JO:I think she does because she has died in the car. He suspends time in a way. If we were to make the film version of this musical, the car would crash, she would be somersaulted out of the car and if James Cameron were directing this in 3D, she would be suspended over the car on the side of the road. It's like stretching time. It is a "what if". He gives her the opportunity to stay. He says, "Listen, for you, I'm going to bend the rules this one time. I've seen the way you are. Your parents have lost a child already and they would be destroyed if you were to die as well, so you should stay." And she says, "No.
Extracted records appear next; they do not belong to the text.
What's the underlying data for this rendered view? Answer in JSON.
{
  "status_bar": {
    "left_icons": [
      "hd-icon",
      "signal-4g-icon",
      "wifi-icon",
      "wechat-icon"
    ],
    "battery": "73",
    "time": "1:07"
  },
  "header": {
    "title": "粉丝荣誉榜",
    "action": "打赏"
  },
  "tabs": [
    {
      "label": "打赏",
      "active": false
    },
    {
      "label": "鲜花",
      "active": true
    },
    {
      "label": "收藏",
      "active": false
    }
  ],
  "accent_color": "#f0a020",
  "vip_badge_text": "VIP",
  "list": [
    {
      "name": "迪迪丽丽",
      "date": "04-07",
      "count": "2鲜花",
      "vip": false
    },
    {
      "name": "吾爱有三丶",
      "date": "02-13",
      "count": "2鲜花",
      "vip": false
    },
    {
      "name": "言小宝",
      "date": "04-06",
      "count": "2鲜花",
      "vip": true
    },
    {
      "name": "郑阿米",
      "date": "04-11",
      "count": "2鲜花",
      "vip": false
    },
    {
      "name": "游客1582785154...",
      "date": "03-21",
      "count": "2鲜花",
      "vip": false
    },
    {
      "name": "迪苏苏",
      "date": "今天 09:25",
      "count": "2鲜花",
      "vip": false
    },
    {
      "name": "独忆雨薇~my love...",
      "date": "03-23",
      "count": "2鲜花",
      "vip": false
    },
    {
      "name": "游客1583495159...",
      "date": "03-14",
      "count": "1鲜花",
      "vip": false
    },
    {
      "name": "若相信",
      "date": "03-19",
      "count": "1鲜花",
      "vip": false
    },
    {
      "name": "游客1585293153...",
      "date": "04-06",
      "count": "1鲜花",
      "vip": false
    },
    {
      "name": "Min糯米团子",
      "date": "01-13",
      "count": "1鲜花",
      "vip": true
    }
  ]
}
I want to go because love is stronger than death." In a very light way, that is the message. We're not getting out a drum and beating this thing. In a small way, you think about people in your life who are no longer there and that is a comforting thought because they still exist in you.

TS: Do you have any personal experience with Death?

JO:Both of my parents are alive and except from my grandparents who have died, none of my friends or family has died prematurely. In my early life, I wasn't really exposed to death and to the cruelty of life. But I have seen it while singing in the choir for funerals. When my father was in London, we used to do a father and son funeral team. He used to tape the service and I would play the organ. He got paid 20 pounds and I got 25 pounds. Memorial services are a little different because it is more of a celebration than a grieving. It is interesting how different religious cultures view it. We tend to forget and pretend death doesn't exist; in denial. It's a part of life and the natural way things go.

TS: Who or what inspires you?

JO:That's a good question. Brilliance of mind inspires. The writing of Aaron Sorkin for example on "The West Wing" or the vocal genius of opera singer Bryn Terfel, or the dancing of a ballerina or a jazz musician; someone with technical brilliance inspires me. When it is harnessed with humanity and a sense of life-that is what really inspires me. Even when it is not, someone who is full of acceptance, tolerance, generosity is quite an inspiring thing. It's both the flashy and non-flashy side. I like things that have form and feeling balanced. Most great art boils down to a balance between form and feeling. I also like great communicators. Michael Morpurgo, the author of "War Horse", gave a speech a couple months ago about how children are being educated in different parts of the world including Palestine and Africa. His speech was so inspiring because it came from a deep place of humanity and love for children. He spoke for about 45 minutes extemporaneously without notes and it was amazing. He is connected to things that are important. I think that's one of the reasons I like doing this. It's got some nice flashy and brilliant things about it but it also has a connection to something relevant and important.

TS: I was wondering if you have any advice for young people who want to do what you do?

JO: When I started thinking about becoming an actor, I went to a friend of my father's who was teaching at drama school. I said, "I'm thinking about becoming an actor, can you give me any advice? How does it work?" He said, "Forget it. Don't do it." It was then that I realized that this is exactly what I wanted to do. The reason I tell that story is because I think you have to be bloody-minded to do it because it is hard. It is hard in many ways. It is hard emotionally if you are in a relationship because of the sacrifices you have to make. It is not about being famous. I think perseverance, hard work and a love for it is important. You have to trust that you are doing something right. I love collaborating, working with people who have the same interests. I'm not particularly religious even though my father is a priest but art is my religion. That is how I think of it. This is my church.

TS: And you get to go to many different congregations.

JO: I do and sometimes they're a cult, sometimes they are amazing and sometimes they are terrible; but I keep coming back. I hope to be coming back to it for a long time. If you don't have passion and drive for it, then forget it.